The Viral Paleontologist Who Unearths Pathogens’ Deep Histories
Introduction
Like many children of his generation, raised on a steady diet of Jurassic Park and its sequels, Sébastien Calvignac-Spencer wanted to be a paleontologist when he grew up. Unlike most, he came close. Rather than digging for fossilized bones in the dirt, however, he paws through objects in natural history museums and medical collections for old biological specimens from which he can extract the genomes of disease-causing viruses. He hopes such old RNA molecules can bring us closer to understanding how pathogens evolve. “Instead of just inferring things and making educated guesses, we could actually observe evolution,” he said.
His first efforts toward this goal didn’t go exactly as planned. In his early 20s, Calvignac-Spencer went looking for simian immunodeficiency viruses in century-old monkey bones from a natural history museum. But to his disappointment, he failed to find them. So he decided to focus on modern samples for a while. He studied the origins of the Ebola virus that caused an outbreak in West Africa in 2014. Then he investigated malaria and leprosy in wild apes. And when SARS-CoV-2 kicked off a global pandemic, he helped set up genomic surveillance of the virus at the Robert Koch Institute in Berlin.
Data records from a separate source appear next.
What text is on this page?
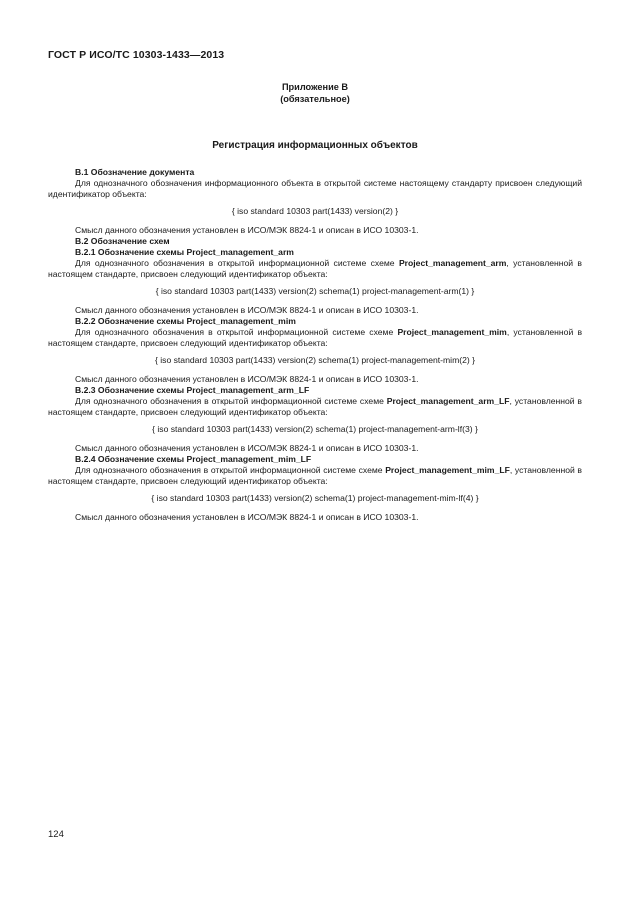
ГОСТ Р ИСО/ТС 10303-1433—2013
Приложение В
(обязательное)
Регистрация информационных объектов
В.1 Обозначение документа
Для однозначного обозначения информационного объекта в открытой системе настоящему стандарту присвоен следующий идентификатор объекта:
{ iso standard 10303 part(1433) version(2) }
Смысл данного обозначения установлен в ИСО/МЭК 8824-1 и описан в ИСО 10303-1.
В.2 Обозначение схем
В.2.1 Обозначение схемы Project_management_arm
Для однозначного обозначения в открытой информационной системе схеме Project_management_arm, установленной в настоящем стандарте, присвоен следующий идентификатор объекта:
{ iso standard 10303 part(1433) version(2) schema(1) project-management-arm(1) }
Смысл данного обозначения установлен в ИСО/МЭК 8824-1 и описан в ИСО 10303-1.
В.2.2 Обозначение схемы Project_management_mim
Для однозначного обозначения в открытой информационной системе схеме Project_management_mim, установленной в настоящем стандарте, присвоен следующий идентификатор объекта:
{ iso standard 10303 part(1433) version(2) schema(1) project-management-mim(2) }
Смысл данного обозначения установлен в ИСО/МЭК 8824-1 и описан в ИСО 10303-1.
В.2.3 Обозначение схемы Project_management_arm_LF
Для однозначного обозначения в открытой информационной системе схеме Project_management_arm_LF, установленной в настоящем стандарте, присвоен следующий идентификатор объекта:
{ iso standard 10303 part(1433) version(2) schema(1) project-management-arm-lf(3) }
Смысл данного обозначения установлен в ИСО/МЭК 8824-1 и описан в ИСО 10303-1.
В.2.4 Обозначение схемы Project_management_mim_LF
Для однозначного обозначения в открытой информационной системе схеме Project_management_mim_LF, установленной в настоящем стандарте, присвоен следующий идентификатор объекта:
{ iso standard 10303 part(1433) version(2) schema(1) project-management-mim-lf(4) }
Смысл данного обозначения установлен в ИСО/МЭК 8824-1 и описан в ИСО 10303-1.
124
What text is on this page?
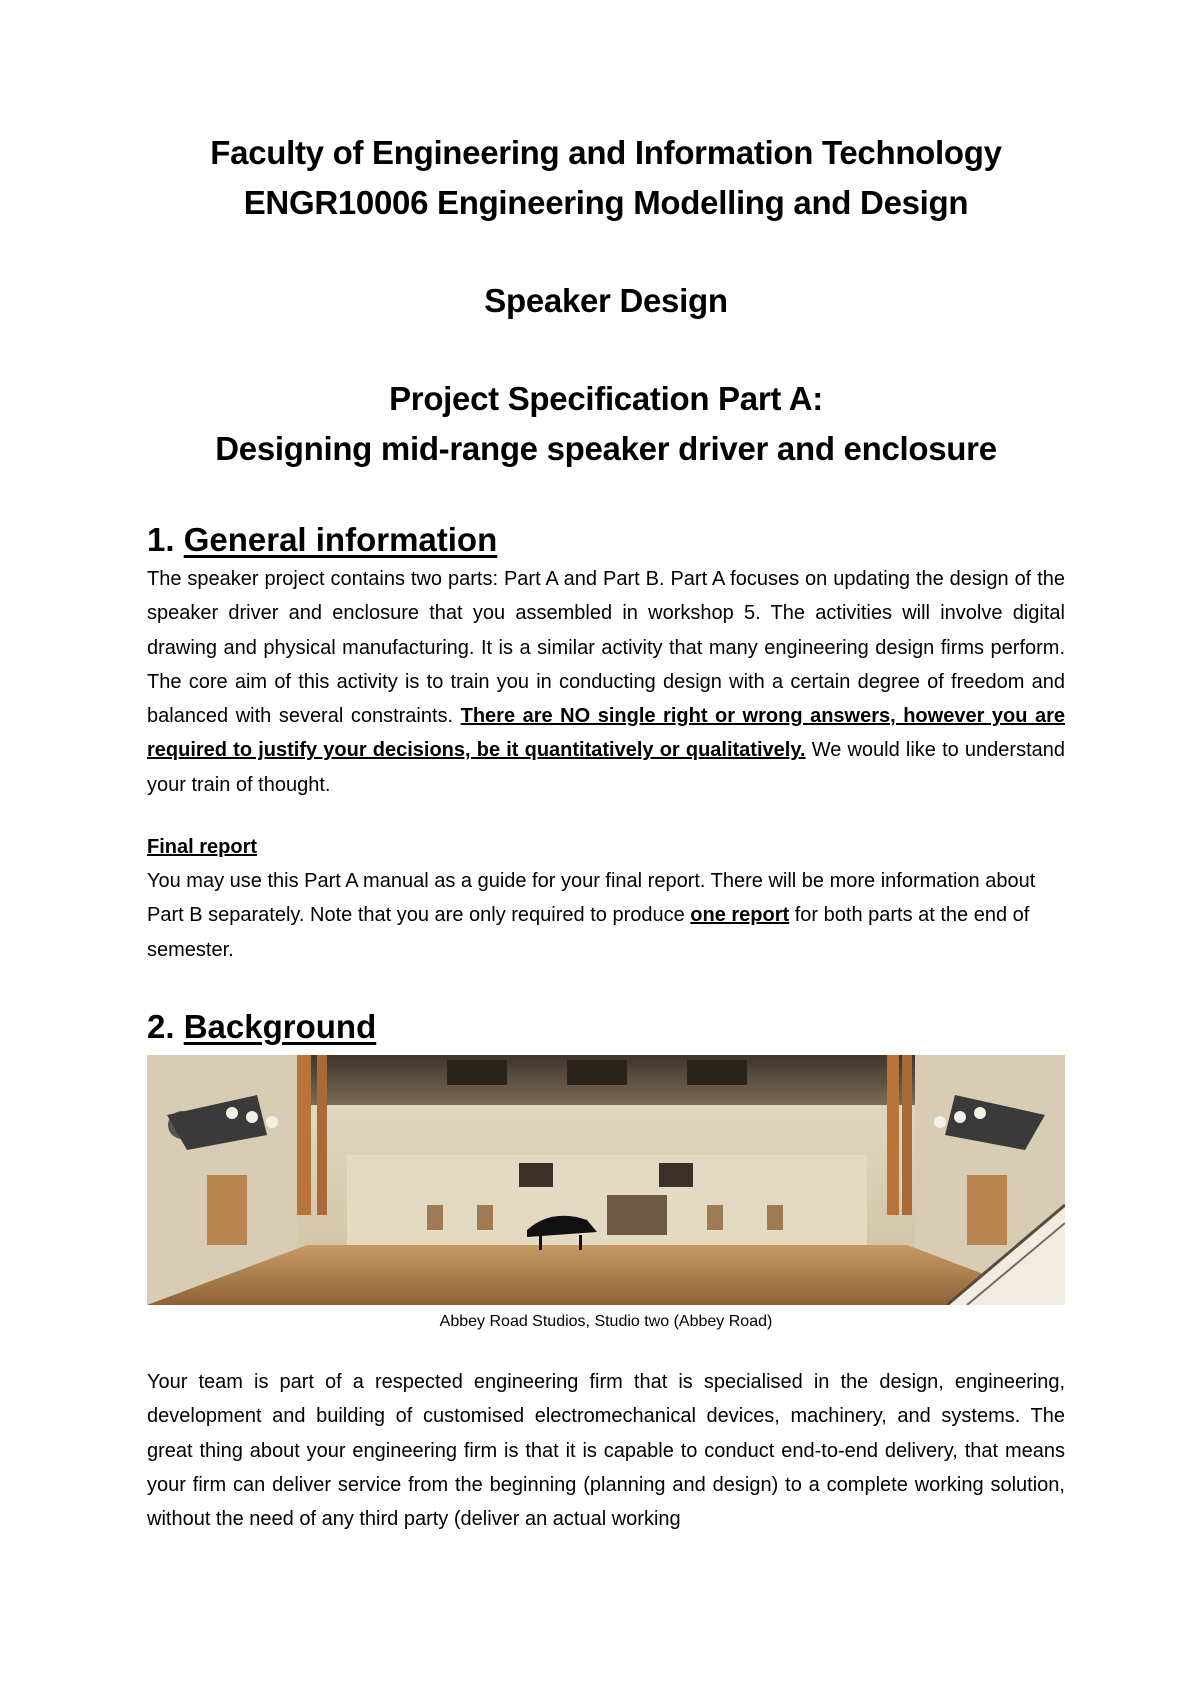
Faculty of Engineering and Information Technology
ENGR10006 Engineering Modelling and Design
Speaker Design
Project Specification Part A:
Designing mid-range speaker driver and enclosure
1. General information

The speaker project contains two parts: Part A and Part B. Part A focuses on updating the design of the speaker driver and enclosure that you assembled in workshop 5. The activities will involve digital drawing and physical manufacturing. It is a similar activity that many engineering design firms perform. The core aim of this activity is to train you in conducting design with a certain degree of freedom and balanced with several constraints. There are NO single right or wrong answers, however you are required to justify your decisions, be it quantitatively or qualitatively. We would like to understand your train of thought.

Final report

You may use this Part A manual as a guide for your final report. There will be more information about Part B separately. Note that you are only required to produce one report for both parts at the end of semester.

2. Background
Abbey Road Studios, Studio two (Abbey Road)

Your team is part of a respected engineering firm that is specialised in the design, engineering, development and building of customised electromechanical devices, machinery, and systems. The great thing about your engineering firm is that it is capable to conduct end-to-end delivery, that means your firm can deliver service from the beginning (planning and design) to a complete working solution, without the need of any third party (deliver an actual working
These contemporary experiences only deepened his resolve to study the genomes of historical viruses. Calvignac-Spencer and his colleagues often wanted to know how the pathogens they studied had emerged and evolved. To find out, they’d need to compare modern genomes with ancient genetic samples to reconstruct evolutionary history. “There’s only so much that we can reconstruct from the information we can obtain today,” he said. A historical sample would have been a gift.
By the late 2010s, with the arrival of new technologies such as high-throughput genome sequencing, which is faster and less expensive than prior methods, studying old viral genomes on a larger scale finally appeared feasible. Before long, Calvignac-Spencer obtained the oldest known measles genome from a lung preserved in 1912. He discovered that the virus’s genome has remained surprisingly stable over time — a fact that could help researchers eradicate measles altogether. In 2022, he published a complete genome of Spanish flu from a lung taken from a 17-year-old girl who died of pneumonia in 1918. From this genome, he learned that our seasonal H1N1 influenza virus is likely a direct descendant of that pandemic-causing pathogen.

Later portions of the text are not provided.